Does the seed or food look moldy? Does it appear to have a powdery coating on it that cannot be blown off? That “powder” might be mold. If seed has clumped together or feels damp, mold might be present. Take a whiff! You can often detect a musty odor that is indicative of mold or a sour smell that means food is rancid.
Food Storage Tips
• Buy quantities of seed or other food that you will use within a short period of time, such as within a month. Check the dating on the package prior to purchase.
• Store food in a cool, dry place.
• Choose appropriately sized containers for your storage needs. I purchase a 25 lb bag of seed/pellet mix for my birds each month and store it in a plastic trash can with a lid. I keep 3 pounds handy for daily use in a canister in my bird supply cabinet. Heavy-duty plastic zipper style bags, plastic bins and galvanized metal cans are also popular food storage containers. Many bird food products now come in canisters or bags that can be resealed for easy storage.

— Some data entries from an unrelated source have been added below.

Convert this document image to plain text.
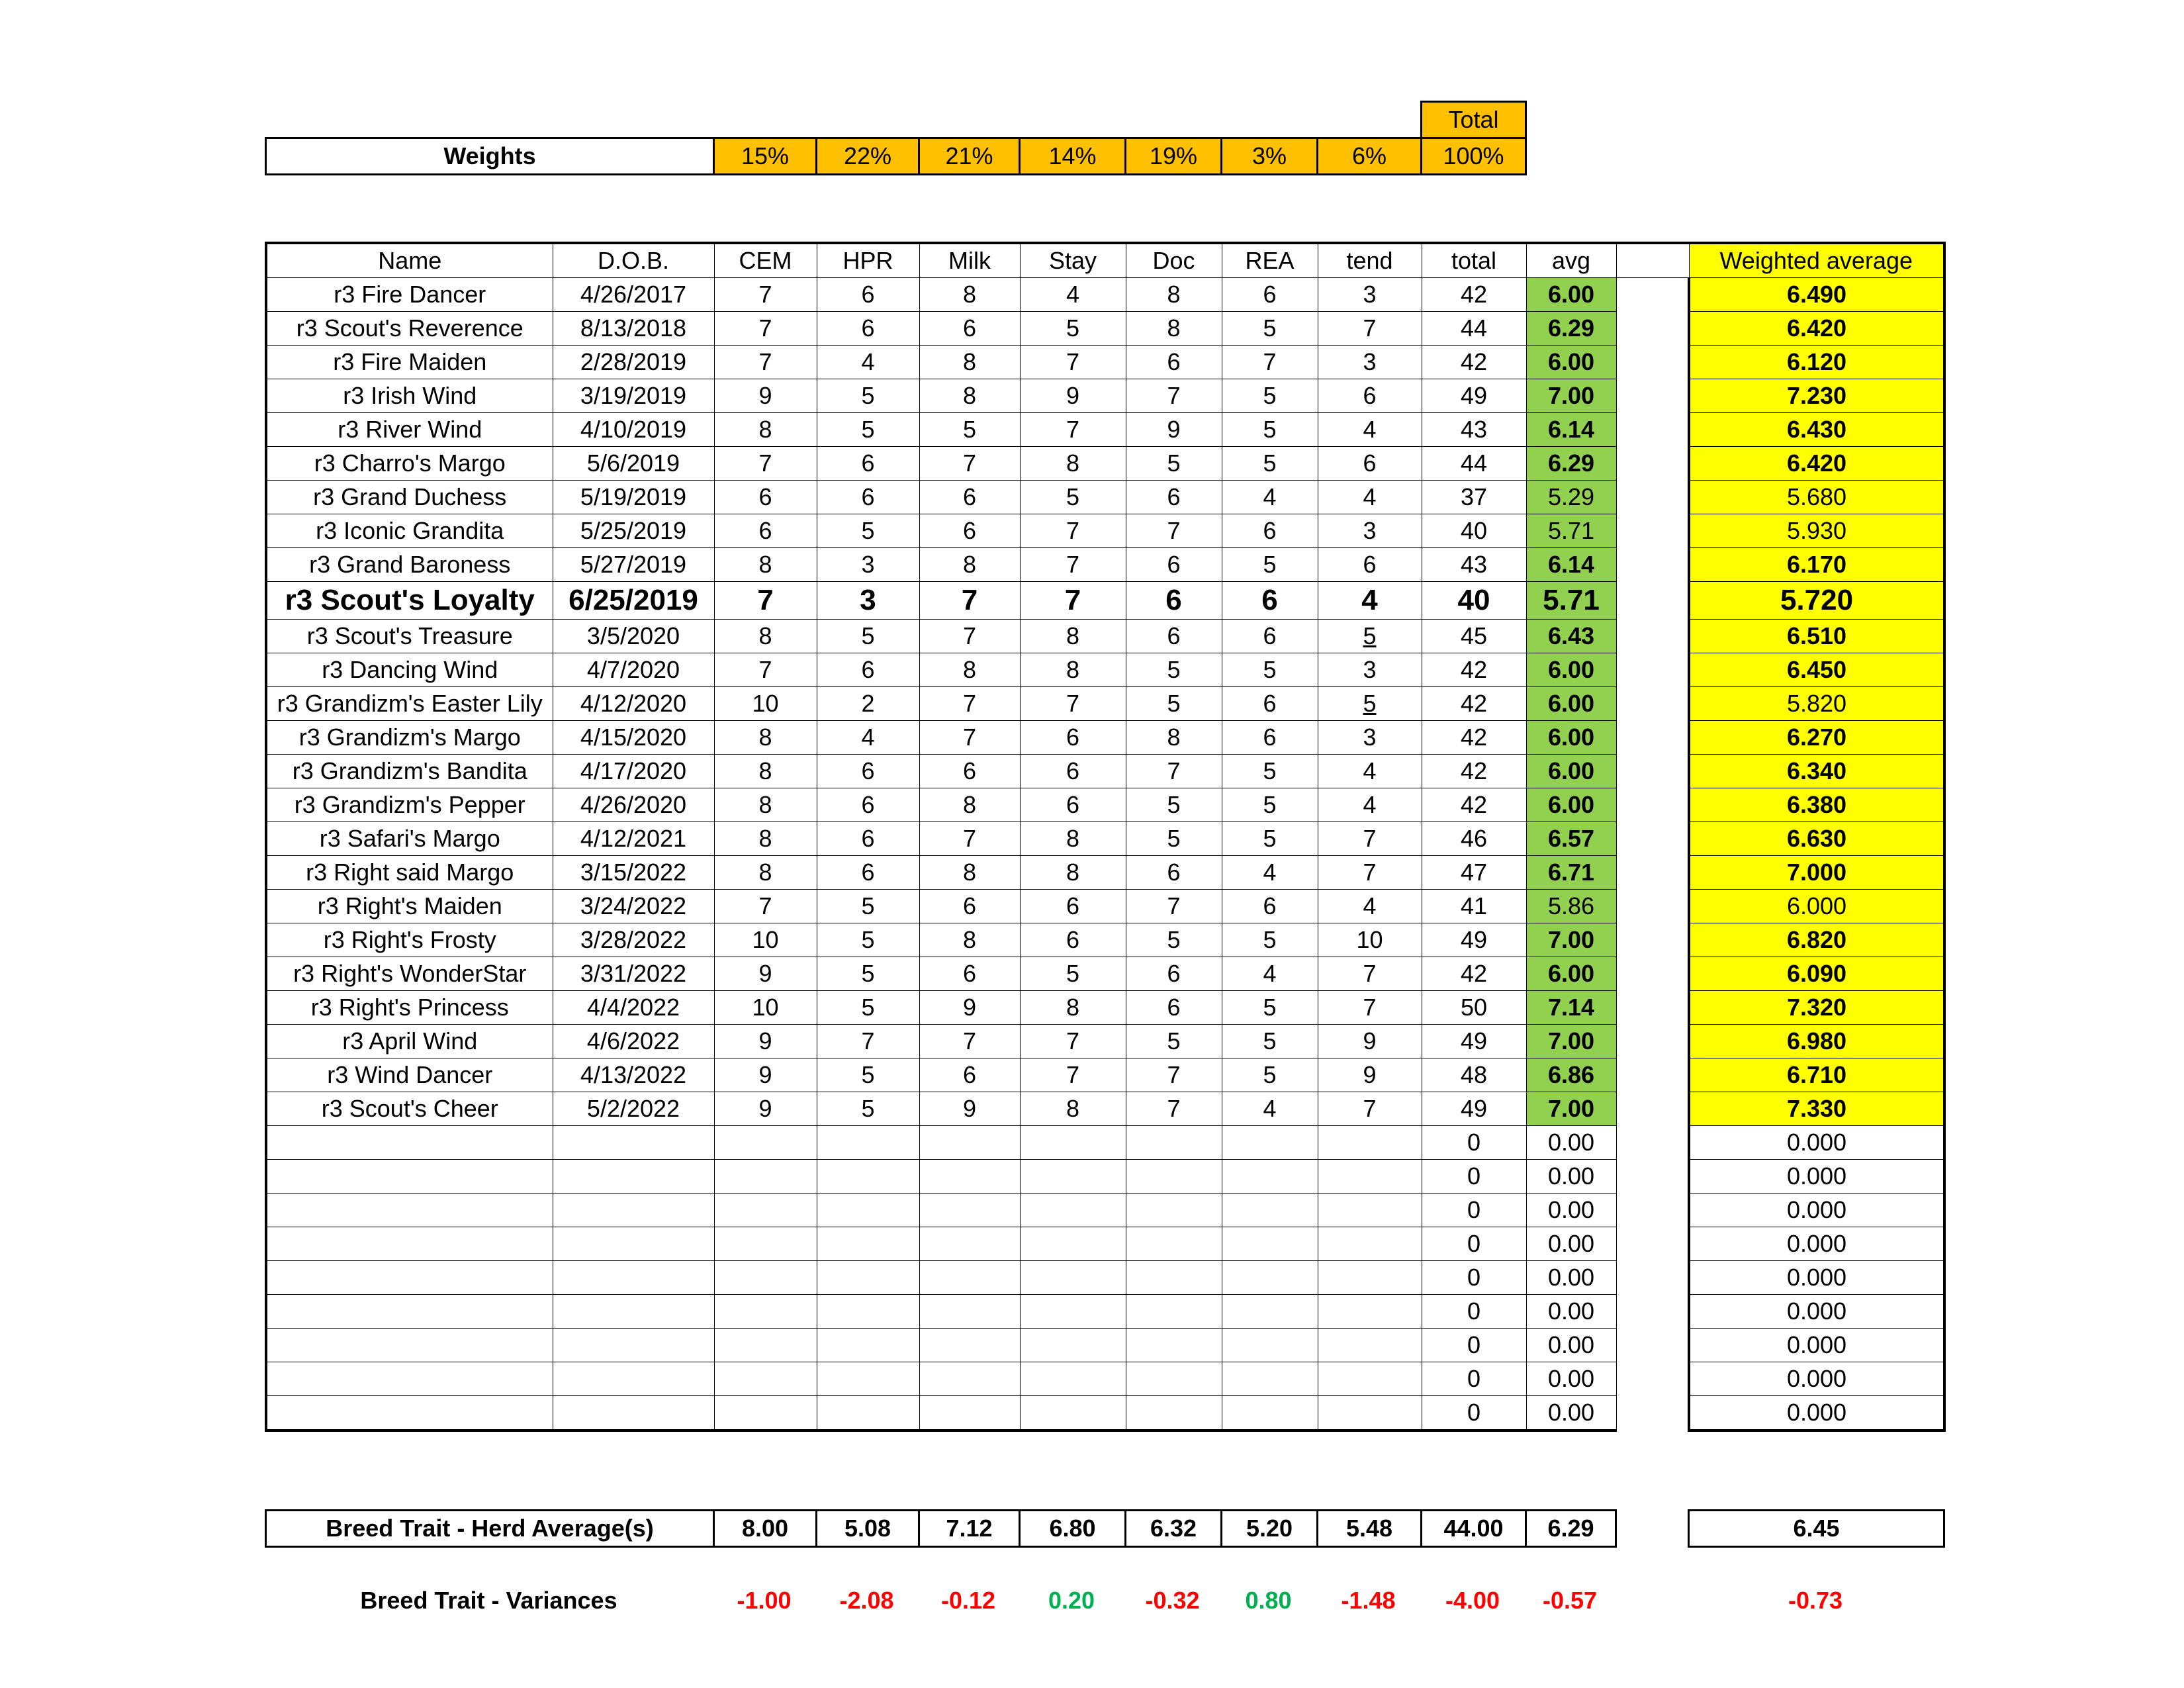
								Total
Weights	15%	22%	21%	14%	19%	3%	6%	100%
Name	D.O.B.	CEM	HPR	Milk	Stay	Doc	REA	tend	total	avg		Weighted average
r3 Fire Dancer	4/26/2017	7	6	8	4	8	6	3	42	6.00		6.490
r3 Scout's Reverence	8/13/2018	7	6	6	5	8	5	7	44	6.29		6.420
r3 Fire Maiden	2/28/2019	7	4	8	7	6	7	3	42	6.00		6.120
r3 Irish Wind	3/19/2019	9	5	8	9	7	5	6	49	7.00		7.230
r3 River Wind	4/10/2019	8	5	5	7	9	5	4	43	6.14		6.430
r3 Charro's Margo	5/6/2019	7	6	7	8	5	5	6	44	6.29		6.420
r3 Grand Duchess	5/19/2019	6	6	6	5	6	4	4	37	5.29		5.680
r3 Iconic Grandita	5/25/2019	6	5	6	7	7	6	3	40	5.71		5.930
r3 Grand Baroness	5/27/2019	8	3	8	7	6	5	6	43	6.14		6.170
r3 Scout's Loyalty	6/25/2019	7	3	7	7	6	6	4	40	5.71		5.720
r3 Scout's Treasure	3/5/2020	8	5	7	8	6	6	5	45	6.43		6.510
r3 Dancing Wind	4/7/2020	7	6	8	8	5	5	3	42	6.00		6.450
r3 Grandizm's Easter Lily	4/12/2020	10	2	7	7	5	6	5	42	6.00		5.820
r3 Grandizm's Margo	4/15/2020	8	4	7	6	8	6	3	42	6.00		6.270
r3 Grandizm's Bandita	4/17/2020	8	6	6	6	7	5	4	42	6.00		6.340
r3 Grandizm's Pepper	4/26/2020	8	6	8	6	5	5	4	42	6.00		6.380
r3 Safari's Margo	4/12/2021	8	6	7	8	5	5	7	46	6.57		6.630
r3 Right said Margo	3/15/2022	8	6	8	8	6	4	7	47	6.71		7.000
r3 Right's Maiden	3/24/2022	7	5	6	6	7	6	4	41	5.86		6.000
r3 Right's Frosty	3/28/2022	10	5	8	6	5	5	10	49	7.00		6.820
r3 Right's WonderStar	3/31/2022	9	5	6	5	6	4	7	42	6.00		6.090
r3 Right's Princess	4/4/2022	10	5	9	8	6	5	7	50	7.14		7.320
r3 April Wind	4/6/2022	9	7	7	7	5	5	9	49	7.00		6.980
r3 Wind Dancer	4/13/2022	9	5	6	7	7	5	9	48	6.86		6.710
r3 Scout's Cheer	5/2/2022	9	5	9	8	7	4	7	49	7.00		7.330
									0	0.00		0.000
									0	0.00		0.000
									0	0.00		0.000
									0	0.00		0.000
									0	0.00		0.000
									0	0.00		0.000
									0	0.00		0.000
									0	0.00		0.000
									0	0.00		0.000
Breed Trait - Herd Average(s)	8.00	5.08	7.12	6.80	6.32	5.20	5.48	44.00	6.29		6.45
Breed Trait - Variances	-1.00	-2.08	-0.12	0.20	-0.32	0.80	-1.48	-4.00	-0.57		-0.73
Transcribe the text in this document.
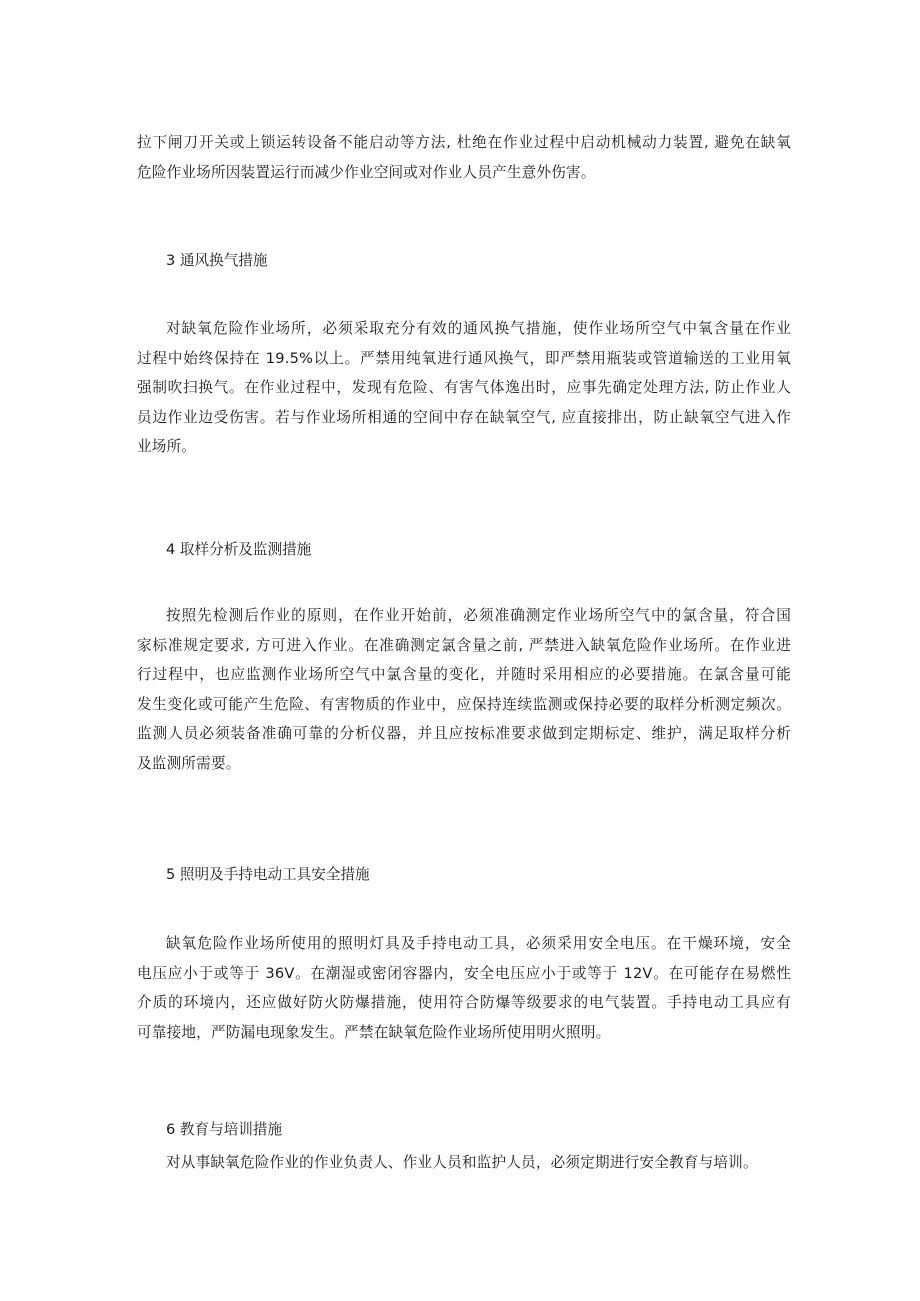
拉下闸刀开关或上锁运转设备不能启动等方法, 杜绝在作业过程中启动机械动力装置, 避免在缺氧
危险作业场所因装置运行而减少作业空间或对作业人员产生意外伤害。

3 通风换气措施

对缺氧危险作业场所，必须采取充分有效的通风换气措施，使作业场所空气中氧含量在作业
过程中始终保持在 19.5%以上。严禁用纯氧进行通风换气，即严禁用瓶装或管道输送的工业用氧
强制吹扫换气。在作业过程中，发现有危险、有害气体逸出时，应事先确定处理方法, 防止作业人
员边作业边受伤害。若与作业场所相通的空间中存在缺氧空气, 应直接排出，防止缺氧空气进入作
业场所。

4 取样分析及监测措施

按照先检测后作业的原则，在作业开始前，必须准确测定作业场所空气中的氯含量，符合国
家标准规定要求, 方可进入作业。在准确测定氯含量之前, 严禁进入缺氧危险作业场所。在作业进
行过程中，也应监测作业场所空气中氯含量的变化，并随时采用相应的必要措施。在氯含量可能
发生变化或可能产生危险、有害物质的作业中，应保持连续监测或保持必要的取样分析测定频次。
监测人员必须装备准确可靠的分析仪器，并且应按标准要求做到定期标定、维护，满足取样分析
及监测所需要。

5 照明及手持电动工具安全措施

缺氧危险作业场所使用的照明灯具及手持电动工具，必须采用安全电压。在干燥环境，安全
电压应小于或等于 36V。在潮湿或密闭容器内，安全电压应小于或等于 12V。在可能存在易燃性
介质的环境内，还应做好防火防爆措施，使用符合防爆等级要求的电气装置。手持电动工具应有
可靠接地，严防漏电现象发生。严禁在缺氧危险作业场所使用明火照明。

6 教育与培训措施

对从事缺氧危险作业的作业负责人、作业人员和监护人员，必须定期进行安全教育与培训。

• Be sure that container lids seal tightly to keep pests out and to reduce the risk of mold, especially in humid climates.
• Choose clear or see-thru containers so that contents are easily visible.
• Rotate seed and formulated food. Never throw add food on top of an existing supply. Instead, use all the food in a container before replenishing the supply. Wash and thoroughly dry the storage container before introducing fresh food.
• Don’t use pesticides or toxic chemicals near food storage containers. Instead, relocate clean bird food temporarily, thoroughly clean the storage cabinet, and use pheromone-based moth traps to eradicate the pests.
• Read and follow storage instructions on food packaging. If you have questions, contact the manufacturer directly. You can often find a phone number or web address on the package.
What About Cleaning Products?
How do you properly store cleaning products? Try these tips:
• Most cleaning products can be successfully stored in a cool, dry area.
• Consult package directions for specific instructions. Prolonged exposure to sunlight may change the color or efficacy of some formulas.
• Be sure that lids are on securely so that liquids do not spill or evaporate.
• Store cleaning products out of reach of children, birds and other pets.
• Read package instructions and contact manufacturers for specific advice.